En el caso del libro sobre el cual quiero centrar la presente recomendación, se trata de una novela del género de terror, la cual tuve la fortuna de leer hace unos ocho años; la verdad, en ese entonces, no me interesaba mucho el género de terror, incluso ese día no buscaba nada en específico, pero encontré un libro que actualmente puede considerarse una reliquia, ya que es difícil de encontrar.
Este libro es algo antiguo, la primera edición es del año 1971 y su historia fue llevada a la pantalla grande un par de años después. Esta cinta rápidamente se convirtió en un clásico, llegando a ser no sólo un ícono, sino un pilar dentro del género del horror en el cine, ya que la historia, sus personajes, los detalles que la misma muestra al espectador, sentaron un precedente, que hasta el día de hoy a muchas personas les da un vuelco el corazón cuando escuchan su título.
Esta obra lleva por nombre “El Exorcista” y fue escrita por el autor estadounidense William Peter Blatty.
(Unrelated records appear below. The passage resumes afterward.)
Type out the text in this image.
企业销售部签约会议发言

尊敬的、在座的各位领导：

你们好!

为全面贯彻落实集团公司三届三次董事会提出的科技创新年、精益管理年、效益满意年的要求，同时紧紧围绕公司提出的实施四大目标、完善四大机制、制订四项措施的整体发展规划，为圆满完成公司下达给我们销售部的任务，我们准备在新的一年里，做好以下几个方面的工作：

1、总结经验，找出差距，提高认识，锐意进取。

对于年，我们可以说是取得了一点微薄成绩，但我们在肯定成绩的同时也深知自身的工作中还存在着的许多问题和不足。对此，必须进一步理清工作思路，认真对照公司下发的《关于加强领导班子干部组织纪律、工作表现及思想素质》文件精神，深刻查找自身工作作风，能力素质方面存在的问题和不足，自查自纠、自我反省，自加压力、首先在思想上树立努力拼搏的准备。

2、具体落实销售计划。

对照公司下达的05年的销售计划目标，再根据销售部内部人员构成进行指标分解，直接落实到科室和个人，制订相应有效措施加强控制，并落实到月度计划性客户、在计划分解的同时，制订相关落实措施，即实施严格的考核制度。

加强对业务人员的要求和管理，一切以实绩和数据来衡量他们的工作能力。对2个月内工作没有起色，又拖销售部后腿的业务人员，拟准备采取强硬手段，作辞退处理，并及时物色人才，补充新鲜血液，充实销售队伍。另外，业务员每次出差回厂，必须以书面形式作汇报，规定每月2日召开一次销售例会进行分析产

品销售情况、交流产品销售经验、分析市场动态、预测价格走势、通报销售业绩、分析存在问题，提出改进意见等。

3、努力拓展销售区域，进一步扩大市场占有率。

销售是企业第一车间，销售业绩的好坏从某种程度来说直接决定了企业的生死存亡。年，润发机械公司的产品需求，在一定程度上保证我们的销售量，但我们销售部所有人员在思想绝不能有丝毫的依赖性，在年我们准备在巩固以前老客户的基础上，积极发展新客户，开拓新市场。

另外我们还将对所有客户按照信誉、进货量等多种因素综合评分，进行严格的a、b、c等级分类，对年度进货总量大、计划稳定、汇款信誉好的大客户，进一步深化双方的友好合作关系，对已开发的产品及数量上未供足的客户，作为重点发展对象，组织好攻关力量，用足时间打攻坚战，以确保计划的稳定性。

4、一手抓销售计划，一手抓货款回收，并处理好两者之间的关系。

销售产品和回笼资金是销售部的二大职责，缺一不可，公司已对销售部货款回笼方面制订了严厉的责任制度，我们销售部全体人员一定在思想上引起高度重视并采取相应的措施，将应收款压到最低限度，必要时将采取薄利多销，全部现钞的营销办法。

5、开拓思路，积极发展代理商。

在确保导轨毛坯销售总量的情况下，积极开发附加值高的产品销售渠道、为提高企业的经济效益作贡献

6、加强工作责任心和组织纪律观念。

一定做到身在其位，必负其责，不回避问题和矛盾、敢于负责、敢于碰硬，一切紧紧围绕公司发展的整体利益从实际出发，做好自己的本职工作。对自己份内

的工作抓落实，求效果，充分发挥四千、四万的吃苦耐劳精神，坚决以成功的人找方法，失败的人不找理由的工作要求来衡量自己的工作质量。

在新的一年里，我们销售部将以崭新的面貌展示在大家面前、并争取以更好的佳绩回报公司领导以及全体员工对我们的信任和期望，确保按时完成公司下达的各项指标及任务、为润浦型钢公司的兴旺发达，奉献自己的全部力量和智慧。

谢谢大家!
Es necesario mencionar que ésta novela fue inspirada en hechos que presuntamente tuvieron lugar en estados unidos, entre el año 1949 y 1950, aunque si bien esta información puede no ser cierta, lo que es verdadero es que el tema de lo sobrenatural y lo oculto siempre ha interesado al ser humano; de la mano del autor, podremos experimentar un profundo horror con cada página que leemos.
La historia comienza con la introducción que hace el autor sobre dos personajes principales, el padre Lankester Merrin, sacerdote jesuita de edad avanzada, quien se encuentra dirigiendo una exploración arqueológica en Irak, en unas antiguas ruinas que se sitúan a una corta distancia de la ciudad asiria de Nínive, donde un extraño descubrimiento le lleva a intuir que pronto enfrentará a un viejo enemigo, un peligroso demonio llamado Pazuzu.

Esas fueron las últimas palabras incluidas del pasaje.